There are many who believe “the kingdom of God” is, at least in part, about the here and now. In seminary, I remember professors talking about the kingdom of heaven being “already and not yet.” From N.T. Wright to Brian McLaren, there are many biblical scholars and preachers who understand the kingdom of heaven to be about living according to God’s reign in this world. Some would take this even further, Robin Meyers among others, thinking Jesus talked about the kingdom of God in direct contrast to the kingdom of Rome. Whether one leans more toward Robin Meyer’s take on it or toward N.T. Wright’s more conservative stance, still underneath is an understanding the kingdom of God is about much more than heaven someday after we die.
So, if the kingdom of God is about a new way of living in the here and now, if Jesus proclaims in word and in deed the love of God and the ways of God which turn the ways of the world upside down, if our faith has some relevance for this world and not only the next then this is good news worth proclaiming by living it.

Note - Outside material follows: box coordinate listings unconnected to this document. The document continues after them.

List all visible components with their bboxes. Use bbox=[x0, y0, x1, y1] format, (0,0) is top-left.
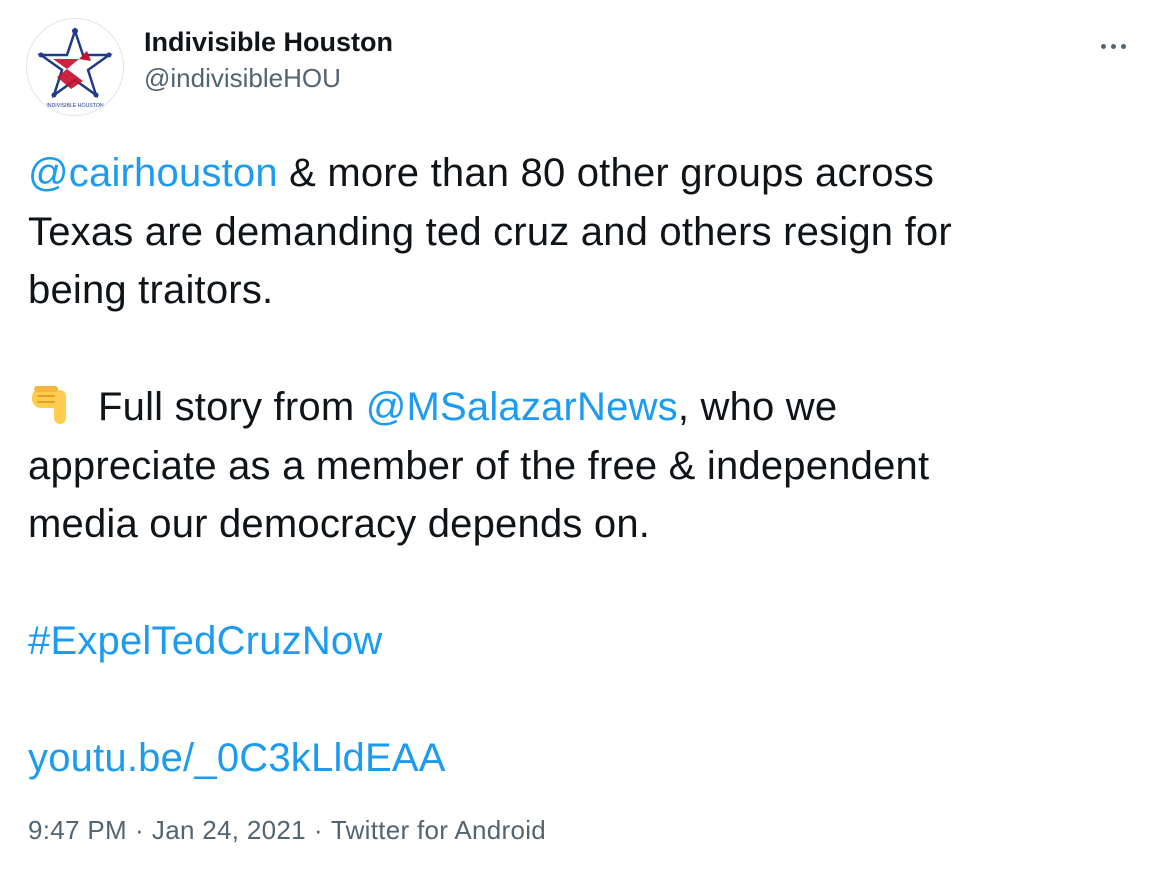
tweet-line-1: @cairhouston & more than 80 other groups… bbox=[28, 144, 1138, 203]
more-horizontal-icon bbox=[1101, 44, 1106, 49]
mention-link[interactable]: @cairhouston bbox=[28, 151, 278, 195]
tweet-time[interactable]: 9:47 PM bbox=[28, 815, 127, 845]
separator: · bbox=[313, 815, 323, 845]
tweet-text-segment: , who we bbox=[677, 385, 838, 429]
tweet-line-2: Texas are demanding ted cruz and others … bbox=[28, 209, 952, 254]
tweet-line-6: media our democracy depends on. bbox=[28, 502, 651, 546]
hashtag-link[interactable]: #ExpelTedCruzNow bbox=[28, 612, 1138, 671]
avatar[interactable]: INDIVISIBLE HOUSTON bbox=[26, 18, 124, 116]
avatar-logo-text: INDIVISIBLE HOUSTON bbox=[46, 103, 104, 109]
author-display-name[interactable]: Indivisible Houston bbox=[144, 24, 393, 60]
hashtag-text[interactable]: #ExpelTedCruzNow bbox=[28, 619, 382, 663]
tweet-metadata: 9:47 PM · Jan 24, 2021 · Twitter for Android bbox=[28, 812, 546, 848]
tweet-line-3: being traitors. bbox=[28, 268, 274, 312]
tweet-line-4: Full story from @MSalazarNews, who we bbox=[28, 378, 1138, 437]
tweet-text: @cairhouston & more than 80 other groups… bbox=[28, 144, 1138, 788]
tweet-date[interactable]: Jan 24, 2021 bbox=[152, 815, 306, 845]
tweet-line-5: appreciate as a member of the free & ind… bbox=[28, 443, 930, 488]
url-link[interactable]: youtu.be/_0C3kLldEAA bbox=[28, 729, 1138, 788]
tweet-card: INDIVISIBLE HOUSTON Indivisible Houston … bbox=[0, 0, 1156, 878]
tweet-text-segment: Full story from bbox=[98, 385, 366, 429]
tweet-source[interactable]: Twitter for Android bbox=[331, 815, 546, 845]
separator: · bbox=[134, 815, 144, 845]
pointing-down-emoji-icon bbox=[28, 382, 82, 426]
more-horizontal-icon bbox=[1121, 44, 1126, 49]
more-horizontal-icon bbox=[1111, 44, 1116, 49]
author-handle[interactable]: @indivisibleHOU bbox=[144, 60, 341, 96]
mention-link[interactable]: @MSalazarNews bbox=[366, 385, 678, 429]
more-options-button[interactable] bbox=[1094, 32, 1134, 60]
url-text[interactable]: youtu.be/_0C3kLldEAA bbox=[28, 736, 446, 780]
indivisible-houston-logo: INDIVISIBLE HOUSTON bbox=[37, 27, 113, 109]
tweet-text-segment: & more than 80 other groups across bbox=[277, 151, 935, 195]
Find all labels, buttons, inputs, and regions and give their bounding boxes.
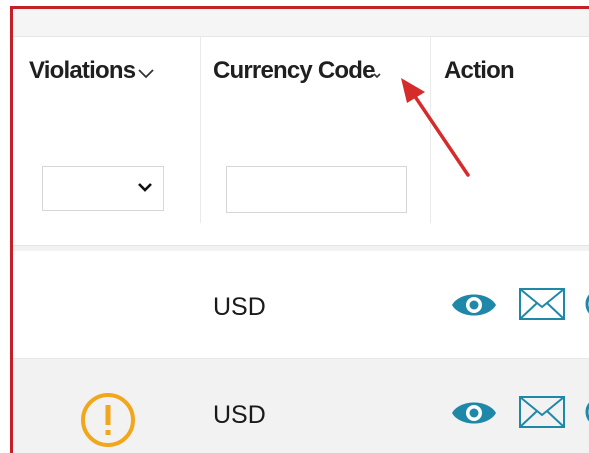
- column-header-violations[interactable]: Violations: [29, 57, 155, 86]
- currency-code-cell: USD: [213, 401, 266, 429]
- envelope-icon[interactable]: [518, 395, 566, 434]
- column-header-label: Currency Code: [213, 57, 375, 84]
- column-header-label: Action: [444, 57, 515, 84]
- chevron-down-icon[interactable]: [373, 58, 381, 86]
- column-separator: [430, 37, 431, 223]
- column-separator: [200, 37, 201, 223]
- eye-icon[interactable]: [450, 288, 498, 327]
- screenshot-frame: Violations Currency Code Action USD USD: [10, 6, 589, 453]
- violations-filter-select[interactable]: [42, 166, 164, 211]
- table-top-bar: [13, 9, 589, 37]
- currency-code-filter-input[interactable]: [226, 166, 407, 213]
- chevron-down-icon[interactable]: [137, 58, 155, 86]
- column-header-label: Violations: [29, 57, 136, 84]
- currency-code-cell: USD: [213, 293, 266, 321]
- column-header-currency-code[interactable]: Currency Code: [213, 57, 381, 86]
- column-header-action: Action: [444, 57, 515, 85]
- partial-action-icon[interactable]: [585, 289, 589, 324]
- chevron-down-icon: [137, 180, 153, 198]
- table-row[interactable]: USD: [13, 359, 589, 453]
- partial-action-icon[interactable]: [585, 397, 589, 432]
- eye-icon[interactable]: [450, 396, 498, 435]
- table-row[interactable]: USD: [13, 251, 589, 359]
- envelope-icon[interactable]: [518, 287, 566, 326]
- warning-icon: [79, 391, 137, 453]
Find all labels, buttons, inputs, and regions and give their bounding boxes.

Perhaps there was a time when we could have used words. If so we squandered it by using words of judgment, right belief, threats and even violence. We squandered it by using little besides words and tagging our actions as if they weren’t worth doing unless we could gain publicity for the church. Over the history of the church and into the present our words have caused pain. Healing is needed. So, enough with words. Fortunately God’s grace is bigger than our words could ever be. God's kingdom is proclaimed when we feed the hungry and clothe the naked, when we work for justice for all people without resorting to the violent ways of this world, when we treat those rejected by society as valuable and worthy of love, when we serve instead of grasp for power, and so on.
With appropriate humility and bearing in mind the wounds the church has inflicted over the years, sharing the story of Jesus is good. But living the story of Jesus ...that is powerful and amazing good news.